Le Service fédéral russe des statistiques, Rosstat, a suspendu ces dernières années la publication de plusieurs séries de données démographiques : nombre de naissances, de décès, de mariages, de divorces, ainsi que leur ventilation par région. Selon le démographe russe Alexeï Rakcha, « depuis mars 2025, il n’y a pratiquement plus de statistiques démographiques publiques en Russie » 1.
Mardi 29 juillet, c’est le ministère de l’Intérieur qui a cessé de publier ses chiffres sur les victimes de crimes. Il s’agissait de la seule source disponible à l’échelle nationale 2.
- La disparition progressive des données économiques, démographiques et judiciaires russes est antérieure à l’invasion à grande échelle de l’Ukraine de 2022, bien qu’elle ait accéléré depuis.
- Dès 2020, durant la pandémie, le gouvernement russe a cessé de rendre publiques ses données mensuelles sur les causes de décès. Depuis l’an dernier, toutes les statistiques sur les causes de décès ont été complètement supprimées.
- En limitant l’accès à l’information, le Kremlin espère ainsi réduire la capacité des chercheurs et des médias à évaluer l’impact de la guerre sur la mortalité et la société russe.
La suspension des chiffres relatifs à la criminalité révèle toutefois une autre réalité. Ces séries de publications incluent le nombre de victimes d’homicides, d’agressions sexuelles, mais aussi de cambriolages. En tentant de dissimuler ces informations, le Kremlin pourrait chercher à masquer une hausse de la criminalité liée à la guerre contre l’Ukraine.

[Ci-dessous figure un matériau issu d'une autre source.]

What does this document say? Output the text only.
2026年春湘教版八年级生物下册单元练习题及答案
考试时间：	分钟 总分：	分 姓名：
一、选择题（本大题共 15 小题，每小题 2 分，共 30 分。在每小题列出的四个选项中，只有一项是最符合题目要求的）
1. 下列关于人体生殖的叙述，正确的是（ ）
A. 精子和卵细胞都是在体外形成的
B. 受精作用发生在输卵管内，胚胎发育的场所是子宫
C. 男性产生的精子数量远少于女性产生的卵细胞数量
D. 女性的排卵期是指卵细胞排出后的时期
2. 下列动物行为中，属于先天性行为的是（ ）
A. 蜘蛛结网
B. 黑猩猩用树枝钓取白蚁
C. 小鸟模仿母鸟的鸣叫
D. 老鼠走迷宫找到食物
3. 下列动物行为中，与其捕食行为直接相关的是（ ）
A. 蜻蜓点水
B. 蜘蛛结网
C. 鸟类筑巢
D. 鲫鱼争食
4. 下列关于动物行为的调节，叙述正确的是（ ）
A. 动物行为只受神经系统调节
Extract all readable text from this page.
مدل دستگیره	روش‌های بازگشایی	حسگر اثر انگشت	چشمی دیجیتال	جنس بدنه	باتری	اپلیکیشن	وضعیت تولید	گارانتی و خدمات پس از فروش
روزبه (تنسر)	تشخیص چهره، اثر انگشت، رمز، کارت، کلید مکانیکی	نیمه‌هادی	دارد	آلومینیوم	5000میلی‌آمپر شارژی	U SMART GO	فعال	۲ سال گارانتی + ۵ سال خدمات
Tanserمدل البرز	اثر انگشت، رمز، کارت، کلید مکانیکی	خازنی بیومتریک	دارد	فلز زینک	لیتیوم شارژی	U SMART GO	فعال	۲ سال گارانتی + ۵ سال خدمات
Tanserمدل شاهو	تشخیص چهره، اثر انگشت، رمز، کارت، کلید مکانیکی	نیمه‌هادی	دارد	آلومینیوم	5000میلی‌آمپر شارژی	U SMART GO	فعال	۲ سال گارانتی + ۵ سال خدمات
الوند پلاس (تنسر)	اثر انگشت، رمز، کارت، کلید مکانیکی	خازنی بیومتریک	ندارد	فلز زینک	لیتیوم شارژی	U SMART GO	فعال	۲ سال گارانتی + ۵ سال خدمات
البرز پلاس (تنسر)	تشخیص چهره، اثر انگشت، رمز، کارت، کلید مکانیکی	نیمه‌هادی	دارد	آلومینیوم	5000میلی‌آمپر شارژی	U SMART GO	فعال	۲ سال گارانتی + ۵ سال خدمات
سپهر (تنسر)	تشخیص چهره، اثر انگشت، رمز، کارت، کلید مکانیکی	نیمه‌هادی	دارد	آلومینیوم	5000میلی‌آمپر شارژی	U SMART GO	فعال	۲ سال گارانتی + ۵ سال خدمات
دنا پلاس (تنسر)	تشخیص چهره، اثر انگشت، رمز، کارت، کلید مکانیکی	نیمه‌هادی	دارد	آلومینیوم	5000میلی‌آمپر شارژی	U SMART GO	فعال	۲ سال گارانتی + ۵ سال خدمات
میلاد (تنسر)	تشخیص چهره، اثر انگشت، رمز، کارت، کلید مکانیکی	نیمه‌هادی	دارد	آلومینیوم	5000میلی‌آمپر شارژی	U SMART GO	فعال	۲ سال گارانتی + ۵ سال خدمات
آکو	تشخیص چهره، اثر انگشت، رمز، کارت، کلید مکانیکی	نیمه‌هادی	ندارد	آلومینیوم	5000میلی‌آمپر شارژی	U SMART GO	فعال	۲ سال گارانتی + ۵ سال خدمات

Il y a quelques semaines, V. A. Maslov, un fonctionnaire du ministère de l’Intérieur russe, écrivait dans un article scientifique publié dans la revue Lex Russica qu’il fallait s’attendre à ce que « l’impact négatif provoqué par la guerre sur la situation criminelle actuelle se poursuive à l’avenir » 3.
- Maslov détaille dans son article les multiples facteurs susceptibles de conduire à une hausse massive de la criminalité en Russie après la guerre : grâces octroyées à des prisonniers en échange de leur recrutement dans l’armée, anciens combattants souffrant de syndromes post-traumatiques, mais également hausse du nombre d’armes à feu en circulation.
- En accordant des bonus à la signature extrêmement élevés au regard du niveau de vie moyen — jusqu’à plus de 3 millions de roubles, soit près de 33 000 euros —, le Kremlin a profondément transformé les attentes en matière de rémunération de centaines de milliers de combattants, ce qui pourrait compliquer leur réinsertion dans la vie civile.
- Maslow écrit ainsi qu’à leur retour de la guerre, « ces personnes ne voudront guère trouver un emploi où elles gagneront à nouveau moins bien leur vie ».
Plusieurs études montrent que les périodes suivant la fin des conflits sont marquées par une hausse de la criminalité. En République démocratique du Congo, les nombreux affrontements entre groupes armés ont conduit au développement de traumatismes chez les combattants qui compliquent leur réinsertion dans la société 4. Un phénomène similaire pourrait se produire en Russie, alors que la guerre se prolonge depuis plus de trois ans.
Sources
- Publication sur Telegram de Демография от Ракши, 16 mai 2025.
- Publication sur Telegram de Если быть точным, 29 juillet 2025.
- Маслов В. А., « Влияние специальной военной операции на преступность в России », Lex russica, 2025, Т. 78, № 3, С, 98–119.
- Pathways For Peace. Inclusive Approaches to Preventing Violent Conflict, Banque mondiale et Nations unies, 2018.